Dans le bar de l’hôtel, Beatrix, une hippie allemande de 57 ans, tire sur un joint devant tout le monde et souligne la « qualité du haschisch ».
Il n’apparaît peut-être pas dans les guides touristiques ni dans les brochures faisant la promotion des voyages au Maroc, mais la route du cannabis attire chaque année des milliers de personnes qui souhaitent profiter des effets du haschisch près de l’endroit où il est produit.
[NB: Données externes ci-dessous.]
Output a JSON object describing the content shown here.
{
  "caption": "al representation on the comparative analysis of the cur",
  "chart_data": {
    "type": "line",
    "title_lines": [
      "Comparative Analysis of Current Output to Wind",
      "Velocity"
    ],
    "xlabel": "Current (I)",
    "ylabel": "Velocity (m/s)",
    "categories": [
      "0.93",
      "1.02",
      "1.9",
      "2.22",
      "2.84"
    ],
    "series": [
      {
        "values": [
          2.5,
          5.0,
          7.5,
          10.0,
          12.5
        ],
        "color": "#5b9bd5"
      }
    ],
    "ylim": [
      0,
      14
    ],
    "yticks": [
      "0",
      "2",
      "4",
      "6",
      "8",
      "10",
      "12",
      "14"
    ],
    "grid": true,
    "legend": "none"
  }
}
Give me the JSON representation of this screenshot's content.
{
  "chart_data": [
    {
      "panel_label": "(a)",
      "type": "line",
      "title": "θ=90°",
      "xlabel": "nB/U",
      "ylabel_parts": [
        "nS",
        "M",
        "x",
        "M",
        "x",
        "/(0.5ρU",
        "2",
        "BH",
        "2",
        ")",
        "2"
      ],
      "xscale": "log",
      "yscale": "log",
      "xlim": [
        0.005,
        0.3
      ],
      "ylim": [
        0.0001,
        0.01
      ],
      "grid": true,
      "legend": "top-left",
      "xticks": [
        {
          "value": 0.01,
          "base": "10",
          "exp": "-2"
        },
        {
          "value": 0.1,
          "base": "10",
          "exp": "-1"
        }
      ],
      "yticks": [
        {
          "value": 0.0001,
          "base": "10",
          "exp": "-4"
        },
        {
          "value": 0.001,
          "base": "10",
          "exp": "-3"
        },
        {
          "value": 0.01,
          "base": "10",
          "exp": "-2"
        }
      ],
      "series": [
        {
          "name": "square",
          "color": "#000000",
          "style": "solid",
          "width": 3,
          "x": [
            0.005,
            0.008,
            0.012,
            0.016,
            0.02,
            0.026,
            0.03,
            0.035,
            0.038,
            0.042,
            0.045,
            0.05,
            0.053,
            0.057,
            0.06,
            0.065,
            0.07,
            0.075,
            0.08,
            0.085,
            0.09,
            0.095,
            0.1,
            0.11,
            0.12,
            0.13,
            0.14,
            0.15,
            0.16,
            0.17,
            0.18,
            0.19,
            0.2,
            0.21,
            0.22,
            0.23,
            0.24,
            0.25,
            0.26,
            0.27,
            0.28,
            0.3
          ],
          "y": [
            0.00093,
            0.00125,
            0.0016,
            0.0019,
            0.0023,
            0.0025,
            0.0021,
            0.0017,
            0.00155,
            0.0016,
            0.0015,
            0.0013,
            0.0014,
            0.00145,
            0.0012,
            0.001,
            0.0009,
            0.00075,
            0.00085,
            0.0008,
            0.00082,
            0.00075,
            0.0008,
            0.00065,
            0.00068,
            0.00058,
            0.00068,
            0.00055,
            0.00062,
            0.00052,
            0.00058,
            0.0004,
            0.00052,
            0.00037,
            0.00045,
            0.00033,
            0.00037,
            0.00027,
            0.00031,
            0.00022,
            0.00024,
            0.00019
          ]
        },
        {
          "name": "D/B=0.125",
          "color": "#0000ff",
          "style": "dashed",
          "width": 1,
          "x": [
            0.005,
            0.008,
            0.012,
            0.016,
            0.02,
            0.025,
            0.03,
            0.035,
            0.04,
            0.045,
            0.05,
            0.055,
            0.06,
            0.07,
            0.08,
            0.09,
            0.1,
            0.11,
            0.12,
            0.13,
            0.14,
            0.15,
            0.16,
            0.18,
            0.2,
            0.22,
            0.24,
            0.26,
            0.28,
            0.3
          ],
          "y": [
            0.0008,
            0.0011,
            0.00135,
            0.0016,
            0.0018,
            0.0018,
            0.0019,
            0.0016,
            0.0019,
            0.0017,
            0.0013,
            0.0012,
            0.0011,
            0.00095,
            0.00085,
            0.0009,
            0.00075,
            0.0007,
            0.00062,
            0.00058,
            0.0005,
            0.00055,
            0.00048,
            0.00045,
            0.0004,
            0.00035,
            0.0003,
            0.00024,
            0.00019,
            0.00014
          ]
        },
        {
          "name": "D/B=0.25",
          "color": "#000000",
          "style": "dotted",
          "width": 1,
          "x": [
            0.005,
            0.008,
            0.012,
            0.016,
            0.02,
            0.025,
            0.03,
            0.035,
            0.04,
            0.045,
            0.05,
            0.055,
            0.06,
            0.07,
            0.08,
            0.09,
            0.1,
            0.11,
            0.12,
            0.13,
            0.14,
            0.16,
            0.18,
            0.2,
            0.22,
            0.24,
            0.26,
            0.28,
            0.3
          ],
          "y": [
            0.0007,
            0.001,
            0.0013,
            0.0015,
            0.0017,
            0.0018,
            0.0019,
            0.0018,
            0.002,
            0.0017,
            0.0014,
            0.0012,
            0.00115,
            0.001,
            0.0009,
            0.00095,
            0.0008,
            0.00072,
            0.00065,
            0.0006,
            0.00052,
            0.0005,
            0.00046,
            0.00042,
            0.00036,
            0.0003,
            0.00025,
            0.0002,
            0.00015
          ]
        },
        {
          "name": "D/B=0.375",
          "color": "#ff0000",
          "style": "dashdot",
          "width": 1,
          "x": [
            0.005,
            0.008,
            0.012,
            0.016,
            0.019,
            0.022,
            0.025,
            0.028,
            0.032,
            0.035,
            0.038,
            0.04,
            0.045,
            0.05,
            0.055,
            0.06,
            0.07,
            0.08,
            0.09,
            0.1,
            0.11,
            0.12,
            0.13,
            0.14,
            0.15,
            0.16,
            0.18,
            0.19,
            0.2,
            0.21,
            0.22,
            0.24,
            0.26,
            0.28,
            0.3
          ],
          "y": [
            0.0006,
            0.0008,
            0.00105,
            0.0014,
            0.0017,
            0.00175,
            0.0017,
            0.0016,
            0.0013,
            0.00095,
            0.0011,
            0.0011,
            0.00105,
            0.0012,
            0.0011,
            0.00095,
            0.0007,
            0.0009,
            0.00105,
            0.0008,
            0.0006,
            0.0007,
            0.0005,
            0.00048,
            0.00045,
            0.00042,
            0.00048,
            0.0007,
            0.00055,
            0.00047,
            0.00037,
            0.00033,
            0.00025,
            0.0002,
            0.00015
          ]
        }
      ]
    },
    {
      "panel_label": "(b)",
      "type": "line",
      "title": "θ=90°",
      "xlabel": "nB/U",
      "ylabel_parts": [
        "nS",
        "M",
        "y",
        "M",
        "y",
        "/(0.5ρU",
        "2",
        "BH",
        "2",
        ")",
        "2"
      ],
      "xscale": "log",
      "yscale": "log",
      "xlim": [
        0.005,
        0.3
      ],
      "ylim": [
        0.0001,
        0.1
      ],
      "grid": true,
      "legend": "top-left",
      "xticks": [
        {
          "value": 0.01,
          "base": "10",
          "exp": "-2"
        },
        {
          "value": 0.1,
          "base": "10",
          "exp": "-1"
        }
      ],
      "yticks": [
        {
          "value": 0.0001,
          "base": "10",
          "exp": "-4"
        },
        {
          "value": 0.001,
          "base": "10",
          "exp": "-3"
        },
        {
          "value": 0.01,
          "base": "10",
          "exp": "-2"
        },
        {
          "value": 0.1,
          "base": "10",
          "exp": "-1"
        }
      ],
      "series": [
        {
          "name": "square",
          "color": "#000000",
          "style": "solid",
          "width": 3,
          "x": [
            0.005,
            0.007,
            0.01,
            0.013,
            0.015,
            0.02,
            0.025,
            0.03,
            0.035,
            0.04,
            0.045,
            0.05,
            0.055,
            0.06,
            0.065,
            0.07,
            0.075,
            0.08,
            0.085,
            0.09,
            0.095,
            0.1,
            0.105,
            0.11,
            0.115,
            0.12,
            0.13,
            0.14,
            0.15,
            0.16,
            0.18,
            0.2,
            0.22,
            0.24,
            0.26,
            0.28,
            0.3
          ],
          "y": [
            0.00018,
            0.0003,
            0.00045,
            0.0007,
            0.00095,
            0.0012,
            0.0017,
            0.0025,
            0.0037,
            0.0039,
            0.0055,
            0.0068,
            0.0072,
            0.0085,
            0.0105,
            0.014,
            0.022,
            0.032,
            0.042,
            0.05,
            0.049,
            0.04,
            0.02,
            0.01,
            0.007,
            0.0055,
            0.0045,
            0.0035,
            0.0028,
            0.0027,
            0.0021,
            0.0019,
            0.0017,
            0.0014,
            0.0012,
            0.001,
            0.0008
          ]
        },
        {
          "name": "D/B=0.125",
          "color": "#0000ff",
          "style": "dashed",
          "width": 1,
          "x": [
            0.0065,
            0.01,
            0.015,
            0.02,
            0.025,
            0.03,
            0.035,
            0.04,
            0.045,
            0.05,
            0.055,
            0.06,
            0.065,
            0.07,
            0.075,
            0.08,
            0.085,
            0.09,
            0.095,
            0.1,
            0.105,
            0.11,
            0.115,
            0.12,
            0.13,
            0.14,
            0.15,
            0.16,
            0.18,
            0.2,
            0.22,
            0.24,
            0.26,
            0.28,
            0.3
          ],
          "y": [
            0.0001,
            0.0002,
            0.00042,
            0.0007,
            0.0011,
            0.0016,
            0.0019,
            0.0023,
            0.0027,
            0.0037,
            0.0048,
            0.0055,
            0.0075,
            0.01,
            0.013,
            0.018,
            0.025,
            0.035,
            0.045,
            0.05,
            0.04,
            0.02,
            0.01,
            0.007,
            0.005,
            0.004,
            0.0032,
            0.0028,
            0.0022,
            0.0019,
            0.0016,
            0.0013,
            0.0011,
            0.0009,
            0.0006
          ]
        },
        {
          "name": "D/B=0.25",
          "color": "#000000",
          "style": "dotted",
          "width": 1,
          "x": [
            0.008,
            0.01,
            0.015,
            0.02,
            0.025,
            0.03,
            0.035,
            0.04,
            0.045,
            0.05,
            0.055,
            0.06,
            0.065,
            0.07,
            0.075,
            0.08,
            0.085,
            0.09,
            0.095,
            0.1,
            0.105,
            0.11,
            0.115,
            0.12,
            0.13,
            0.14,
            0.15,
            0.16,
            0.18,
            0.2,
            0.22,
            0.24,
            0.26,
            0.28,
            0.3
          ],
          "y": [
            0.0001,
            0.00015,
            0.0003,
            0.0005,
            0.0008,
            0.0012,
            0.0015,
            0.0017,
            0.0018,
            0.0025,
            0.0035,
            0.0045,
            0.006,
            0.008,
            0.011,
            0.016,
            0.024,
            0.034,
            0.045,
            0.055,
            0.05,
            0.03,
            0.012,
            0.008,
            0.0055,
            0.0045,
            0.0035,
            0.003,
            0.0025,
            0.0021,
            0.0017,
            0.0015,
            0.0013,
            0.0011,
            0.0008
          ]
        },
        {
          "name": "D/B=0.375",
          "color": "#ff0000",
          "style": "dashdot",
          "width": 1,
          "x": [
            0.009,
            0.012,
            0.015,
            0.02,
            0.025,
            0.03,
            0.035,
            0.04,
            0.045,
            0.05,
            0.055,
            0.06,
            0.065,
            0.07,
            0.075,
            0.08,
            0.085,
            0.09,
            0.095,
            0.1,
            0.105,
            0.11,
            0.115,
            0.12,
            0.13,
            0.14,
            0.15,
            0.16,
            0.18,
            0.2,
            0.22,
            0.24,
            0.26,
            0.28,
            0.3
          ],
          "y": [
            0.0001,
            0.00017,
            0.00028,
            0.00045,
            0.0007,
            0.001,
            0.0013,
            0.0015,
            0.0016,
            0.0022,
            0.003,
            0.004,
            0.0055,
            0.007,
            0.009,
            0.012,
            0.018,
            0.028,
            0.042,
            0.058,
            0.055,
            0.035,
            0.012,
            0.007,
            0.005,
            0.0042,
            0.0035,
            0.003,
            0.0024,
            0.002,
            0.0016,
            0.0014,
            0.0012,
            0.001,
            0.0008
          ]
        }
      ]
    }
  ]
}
« Le climat ici est très spécial. Rien ne pousse sauf le ‘kif’! «
Hassan, marocain d’une quarantaine d’années, dans un hôtel de la région de Ketama, au nord du pays, région considérée comme » La Mecque de la production de haschisch » déclare: c’est notre seule richesse!
Les “kifi-cultivateurs”
A environ 100 km de la ville de Chefchaouen se trouve Chaouen, le centre d’une autre région réputée pour sa production. Ici, de petits trafiquants et de faux guides harcèlent sans cesse les touristes pour leur proposer du haschisch ou se promener dans les fermes pour rencontrer les producteurs.
Légalisation et distribution
Sa majesté M6 ferait mieux de légaliser la production et d’organiser alors sa distribution dans tous les pays qui ont légalisé la consommation de ce produit cultivé depuis l’arrivée des immigrants arabes dans la région au VIIe siècle.
Pourquoi laisser des multinationales s’emparer de cette activité, et, l’interdiction générerait-elle de meilleurs profits pour le Maroc ?
Peut-être, est-ce encore une fois les pressions des États-Unis et de la DEA qui modifient la ‘donne’?